AECOM is proud to offer comprehensive benefits to meet the diverse needs of our employees. Depending on your employment status, AECOM benefits may include medical, dental, vision, life, AD&D, disability benefits, paid time off, leaves of absences, voluntary benefits, perks, flexible work options, well-being resources, employee assistance program, business travel insurance, service recognition awards, retirement savings plan, and employee stock purchase plan. 

AECOM is the global infrastructure leader, committed to delivering a better world. As a trusted professional services firm powered by deep technical abilities, we solve our clients’ complex challenges in water, environment, energy, transportation and buildings. Our teams partner with public- and private-sector clients to create innovative, sustainable and resilient solutions throughout the project lifecycle – from advisory, planning, design and engineering to program and construction management. AECOM is a Fortune 500 firm that had revenue of $16.1 billion in fiscal year 2025. Learn more at aecom.com. 

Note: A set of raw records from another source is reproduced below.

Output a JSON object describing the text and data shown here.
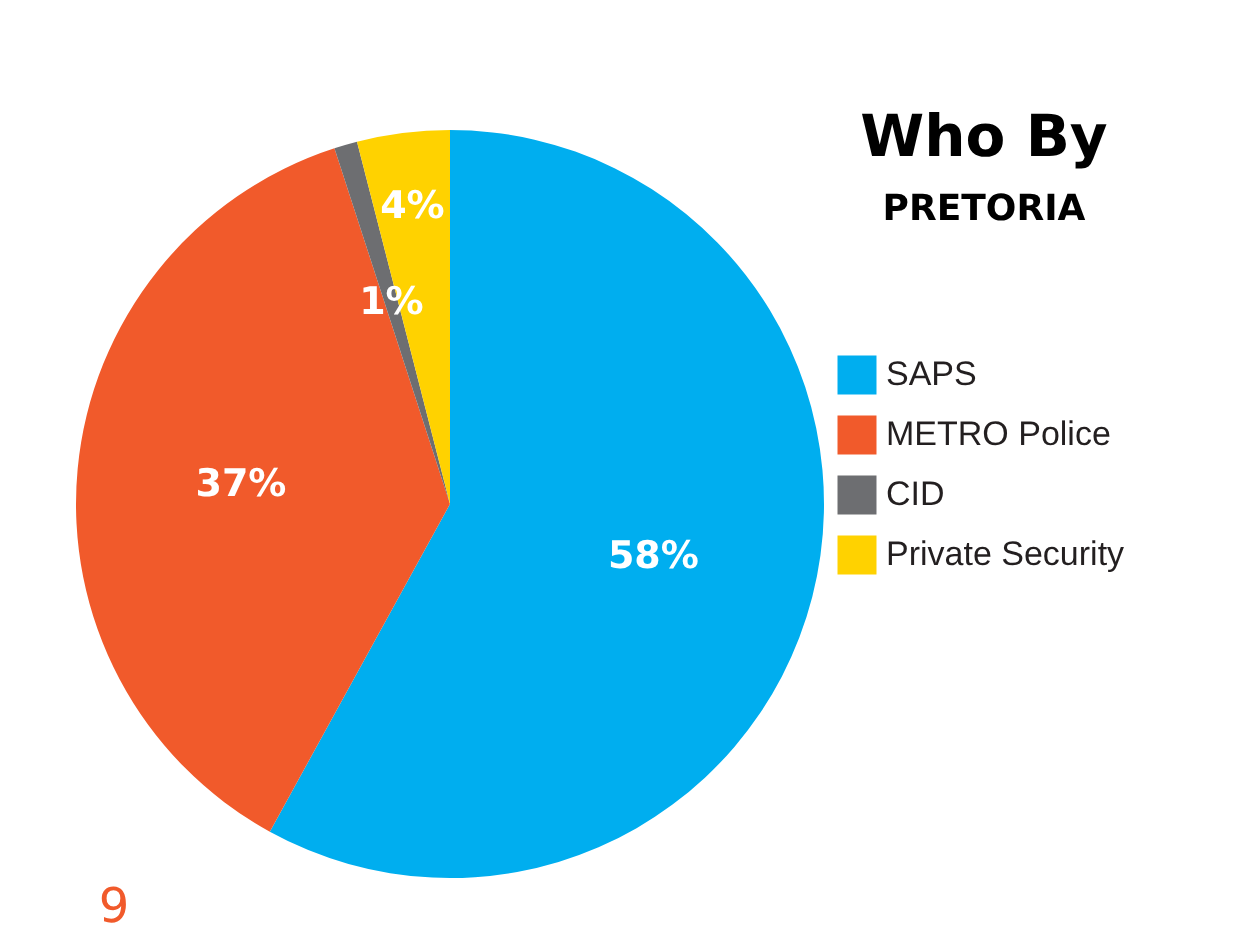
{
  "chart_data": {
    "type": "pie",
    "title": "Who By",
    "subtitle": "PRETORIA",
    "categories": [
      "SAPS",
      "METRO Police",
      "CID",
      "Private Security"
    ],
    "values": [
      58,
      37,
      1,
      4
    ],
    "colors": [
      "#00aeef",
      "#f15a2b",
      "#6d6e71",
      "#ffd200"
    ],
    "value_labels": [
      "58%",
      "37%",
      "1%",
      "4%"
    ],
    "legend": "right",
    "annotations": [
      "9"
    ]
  }
}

What makes AECOM a great place to work 

You will be part of a global team that champions your growth and career ambitions. Work on groundbreaking projects - both in your local community and on a global scale - that are transforming our industry and shaping the future. With cutting-edge technology and a network of experts, you’ll have the resources to make a real impact. Our award-winning training and development programs are designed to expand your technical expertise and leadership skills, helping you build the career you’ve always envisioned. Here, you’ll find a welcoming workplace built on respect, collaboration and community—where you have the freedom to grow in a world of opportunity. 

As an Equal Opportunity Employer, we believe in your potential and are here to help you achieve it. All your information will be kept confidential according to EEO guidelines.